According to Walker, the sale of the two brands likely reflected “a rationalisation of underperforming assets in pursuit of leaner portfolios or liquidity events”.
He noted that both SurfStitch and Ginger & Smart had a niche positioning with limited scalability.
Penn-Kahn observed that the brands had failed to keep up with the changing landscape.
“SurfStitch was a multi-brand operation likely facing margin pressures due to a competitive landscape, with surf brands increasingly strong as direct-to-consumer players themselves,” she explained.
“By contrast, Ginger & Smart may have lost their way in the social selling and influencer era, which has allowed new brands to enter the market quickly and grab significant market share. A great example of this is Dissh.”
While the exact nature of the challenges General Pants Co may be facing within Alquemie Group remains unclear, its external challenges are readily apparent.
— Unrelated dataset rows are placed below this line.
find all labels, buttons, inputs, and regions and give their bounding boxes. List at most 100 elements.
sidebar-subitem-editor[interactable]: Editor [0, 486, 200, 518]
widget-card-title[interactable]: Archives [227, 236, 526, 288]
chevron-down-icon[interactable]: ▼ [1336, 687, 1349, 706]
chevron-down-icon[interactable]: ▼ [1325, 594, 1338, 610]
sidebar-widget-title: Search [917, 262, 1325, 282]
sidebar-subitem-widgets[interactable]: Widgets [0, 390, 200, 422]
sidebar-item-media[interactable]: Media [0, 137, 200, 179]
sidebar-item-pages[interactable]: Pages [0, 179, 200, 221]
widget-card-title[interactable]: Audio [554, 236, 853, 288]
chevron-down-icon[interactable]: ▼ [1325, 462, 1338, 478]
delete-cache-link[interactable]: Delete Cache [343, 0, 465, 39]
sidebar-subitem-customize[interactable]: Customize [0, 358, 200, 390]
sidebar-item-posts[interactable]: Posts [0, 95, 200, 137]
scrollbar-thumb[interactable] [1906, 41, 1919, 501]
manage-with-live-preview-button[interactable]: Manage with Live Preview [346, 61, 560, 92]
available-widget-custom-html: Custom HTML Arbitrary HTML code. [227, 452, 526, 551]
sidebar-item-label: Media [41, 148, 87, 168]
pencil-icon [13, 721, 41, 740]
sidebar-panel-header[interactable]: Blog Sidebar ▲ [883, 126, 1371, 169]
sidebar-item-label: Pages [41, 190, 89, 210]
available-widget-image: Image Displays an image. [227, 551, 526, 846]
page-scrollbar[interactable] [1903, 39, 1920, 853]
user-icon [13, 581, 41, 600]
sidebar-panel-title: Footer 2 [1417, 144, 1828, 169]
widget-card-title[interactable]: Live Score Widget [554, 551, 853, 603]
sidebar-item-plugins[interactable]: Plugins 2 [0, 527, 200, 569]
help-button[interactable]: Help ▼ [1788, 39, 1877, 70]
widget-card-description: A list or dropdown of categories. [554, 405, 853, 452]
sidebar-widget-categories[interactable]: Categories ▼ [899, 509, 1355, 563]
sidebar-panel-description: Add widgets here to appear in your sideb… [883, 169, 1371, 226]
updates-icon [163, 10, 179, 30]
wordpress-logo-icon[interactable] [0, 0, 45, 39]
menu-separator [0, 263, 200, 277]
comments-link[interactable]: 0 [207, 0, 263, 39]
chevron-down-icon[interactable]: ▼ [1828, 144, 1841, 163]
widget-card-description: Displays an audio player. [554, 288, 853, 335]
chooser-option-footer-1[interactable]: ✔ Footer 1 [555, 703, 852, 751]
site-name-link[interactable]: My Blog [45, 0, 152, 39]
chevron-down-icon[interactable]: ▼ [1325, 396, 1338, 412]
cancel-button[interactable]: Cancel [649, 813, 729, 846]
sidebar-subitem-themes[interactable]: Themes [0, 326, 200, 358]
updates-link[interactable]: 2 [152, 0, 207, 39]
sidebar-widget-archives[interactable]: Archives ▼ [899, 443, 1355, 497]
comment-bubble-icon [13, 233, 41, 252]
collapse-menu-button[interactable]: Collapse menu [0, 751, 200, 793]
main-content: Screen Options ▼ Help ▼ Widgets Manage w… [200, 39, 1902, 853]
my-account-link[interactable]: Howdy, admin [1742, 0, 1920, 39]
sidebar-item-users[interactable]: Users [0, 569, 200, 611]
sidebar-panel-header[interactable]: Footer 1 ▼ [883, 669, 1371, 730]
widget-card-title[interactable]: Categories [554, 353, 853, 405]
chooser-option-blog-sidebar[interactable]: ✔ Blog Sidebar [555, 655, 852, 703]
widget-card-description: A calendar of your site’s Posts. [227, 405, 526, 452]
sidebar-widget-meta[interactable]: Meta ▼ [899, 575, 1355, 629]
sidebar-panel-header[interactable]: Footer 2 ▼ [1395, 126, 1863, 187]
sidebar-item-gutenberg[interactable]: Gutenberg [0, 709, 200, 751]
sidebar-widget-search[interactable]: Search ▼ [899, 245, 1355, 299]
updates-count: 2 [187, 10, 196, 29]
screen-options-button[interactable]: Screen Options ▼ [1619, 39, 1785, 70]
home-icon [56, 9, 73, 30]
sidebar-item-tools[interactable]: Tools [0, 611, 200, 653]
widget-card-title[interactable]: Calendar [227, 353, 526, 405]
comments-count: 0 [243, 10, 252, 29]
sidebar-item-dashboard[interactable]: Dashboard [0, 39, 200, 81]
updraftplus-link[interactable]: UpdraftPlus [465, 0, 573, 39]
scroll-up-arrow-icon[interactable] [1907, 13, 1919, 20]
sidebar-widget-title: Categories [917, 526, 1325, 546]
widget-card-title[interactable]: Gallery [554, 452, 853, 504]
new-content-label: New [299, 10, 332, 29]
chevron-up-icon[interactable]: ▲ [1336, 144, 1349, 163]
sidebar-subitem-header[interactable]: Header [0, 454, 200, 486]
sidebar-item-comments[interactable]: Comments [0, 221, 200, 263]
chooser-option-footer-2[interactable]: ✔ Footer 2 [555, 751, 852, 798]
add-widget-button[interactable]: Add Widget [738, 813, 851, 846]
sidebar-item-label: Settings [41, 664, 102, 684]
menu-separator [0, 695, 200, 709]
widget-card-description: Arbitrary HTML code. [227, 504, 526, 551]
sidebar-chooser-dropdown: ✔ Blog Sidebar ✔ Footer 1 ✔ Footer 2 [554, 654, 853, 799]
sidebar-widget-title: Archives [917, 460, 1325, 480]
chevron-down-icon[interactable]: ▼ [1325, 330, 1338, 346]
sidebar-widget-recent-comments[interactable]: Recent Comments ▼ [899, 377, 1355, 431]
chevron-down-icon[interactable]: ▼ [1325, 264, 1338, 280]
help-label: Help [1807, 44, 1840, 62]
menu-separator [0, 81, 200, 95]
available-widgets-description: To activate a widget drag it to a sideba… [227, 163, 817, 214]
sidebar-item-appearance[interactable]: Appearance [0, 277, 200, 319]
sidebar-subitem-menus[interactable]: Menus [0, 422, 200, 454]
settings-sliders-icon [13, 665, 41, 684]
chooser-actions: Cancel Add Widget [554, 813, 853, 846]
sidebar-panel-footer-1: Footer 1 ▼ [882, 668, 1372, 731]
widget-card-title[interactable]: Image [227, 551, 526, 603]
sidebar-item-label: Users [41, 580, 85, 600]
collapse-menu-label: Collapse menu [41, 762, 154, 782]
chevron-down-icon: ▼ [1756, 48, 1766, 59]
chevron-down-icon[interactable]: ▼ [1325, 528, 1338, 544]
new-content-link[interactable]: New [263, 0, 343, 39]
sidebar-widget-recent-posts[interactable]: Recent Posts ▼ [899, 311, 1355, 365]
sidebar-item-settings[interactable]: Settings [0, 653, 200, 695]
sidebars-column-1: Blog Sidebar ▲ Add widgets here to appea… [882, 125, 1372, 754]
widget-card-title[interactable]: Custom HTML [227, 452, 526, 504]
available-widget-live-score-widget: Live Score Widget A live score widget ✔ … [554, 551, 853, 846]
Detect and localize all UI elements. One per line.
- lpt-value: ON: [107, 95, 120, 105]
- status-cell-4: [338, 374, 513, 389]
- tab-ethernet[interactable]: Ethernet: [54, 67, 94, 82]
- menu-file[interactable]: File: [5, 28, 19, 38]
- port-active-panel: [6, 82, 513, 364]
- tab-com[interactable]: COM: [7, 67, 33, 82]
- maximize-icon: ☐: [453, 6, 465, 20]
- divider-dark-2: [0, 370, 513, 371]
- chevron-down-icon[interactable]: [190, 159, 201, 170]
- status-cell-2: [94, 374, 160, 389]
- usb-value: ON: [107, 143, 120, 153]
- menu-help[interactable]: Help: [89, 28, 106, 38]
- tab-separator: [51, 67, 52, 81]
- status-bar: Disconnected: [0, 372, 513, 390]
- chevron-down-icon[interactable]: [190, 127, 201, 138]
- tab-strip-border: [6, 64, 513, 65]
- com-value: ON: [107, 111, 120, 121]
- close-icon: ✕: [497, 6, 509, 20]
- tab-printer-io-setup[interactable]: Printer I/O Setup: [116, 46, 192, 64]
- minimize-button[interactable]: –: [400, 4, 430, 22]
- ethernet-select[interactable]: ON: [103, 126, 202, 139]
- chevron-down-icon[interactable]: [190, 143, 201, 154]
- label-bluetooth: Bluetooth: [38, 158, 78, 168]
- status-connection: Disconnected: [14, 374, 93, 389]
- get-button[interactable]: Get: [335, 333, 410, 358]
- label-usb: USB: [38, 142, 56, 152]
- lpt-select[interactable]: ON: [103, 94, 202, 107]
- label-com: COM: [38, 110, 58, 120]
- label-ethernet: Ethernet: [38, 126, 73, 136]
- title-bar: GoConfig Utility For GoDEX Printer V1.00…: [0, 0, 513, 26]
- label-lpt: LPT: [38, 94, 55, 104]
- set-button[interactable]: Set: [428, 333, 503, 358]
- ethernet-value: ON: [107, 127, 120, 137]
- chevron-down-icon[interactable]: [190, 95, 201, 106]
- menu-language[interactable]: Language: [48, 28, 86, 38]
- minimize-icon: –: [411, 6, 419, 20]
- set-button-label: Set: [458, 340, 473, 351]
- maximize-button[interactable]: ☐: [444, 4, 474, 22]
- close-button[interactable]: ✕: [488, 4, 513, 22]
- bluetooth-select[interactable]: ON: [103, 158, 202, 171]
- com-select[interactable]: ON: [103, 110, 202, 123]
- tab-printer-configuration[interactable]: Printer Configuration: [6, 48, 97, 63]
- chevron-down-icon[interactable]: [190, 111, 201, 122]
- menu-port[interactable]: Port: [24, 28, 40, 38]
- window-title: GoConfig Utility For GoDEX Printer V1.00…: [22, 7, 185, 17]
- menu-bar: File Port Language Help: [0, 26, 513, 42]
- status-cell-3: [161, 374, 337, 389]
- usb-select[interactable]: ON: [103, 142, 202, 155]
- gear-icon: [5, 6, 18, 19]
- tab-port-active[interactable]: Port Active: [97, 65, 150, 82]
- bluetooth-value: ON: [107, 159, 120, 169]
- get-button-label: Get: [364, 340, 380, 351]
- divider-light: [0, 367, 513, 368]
“General Pants is under huge competitive pressure from all angles,” Matt Newell, CEO of retail strategy firm The General Store, told Inside Retail.
“Cotton On Group is attacking from below; Glasson’s is on a rampage with the female market; Shein and The Iconic spearhead a long tail of maturing online fashion retailers – think Showpo, White Fox, Princess Polly, etc.”
Newell acknowledged General Pant’s challenging position in the market, but said he believes the retailer “has a great legacy to build from”.
“When we look at the best fashion retailers around the world, players like Kith and Palace, they are winning in three key areas,” Newell elaborated.
“Firstly, they are ‘value shifting’ the proposition – effectively going to market with a luxury experience while offering mid-level pricing. Secondly, they are extending the brand experience into adjacent categories like F&B and cultural events. And thirdly, they are infusing their assortment with exciting brand exclusives and interesting collabs, which is key for social media first shoppers.”
However, another industry source, who agreed to speak to Inside Retail on the condition of anonymity, observed that most of Alquemie Group’s credibility comes from its success with Lego Certified Stores.
“I think they’ve got a very good business in Lego,” the retail expert said. “That, of course, is such a strong brand, and they really are being a distributor. It’s a very different scenario from a retailing perspective, because you don’t have seasonality at play.”
Alquemie Group’s ongoing licensing deal with Lego appears to be the only outlier in its shrinking portfolio.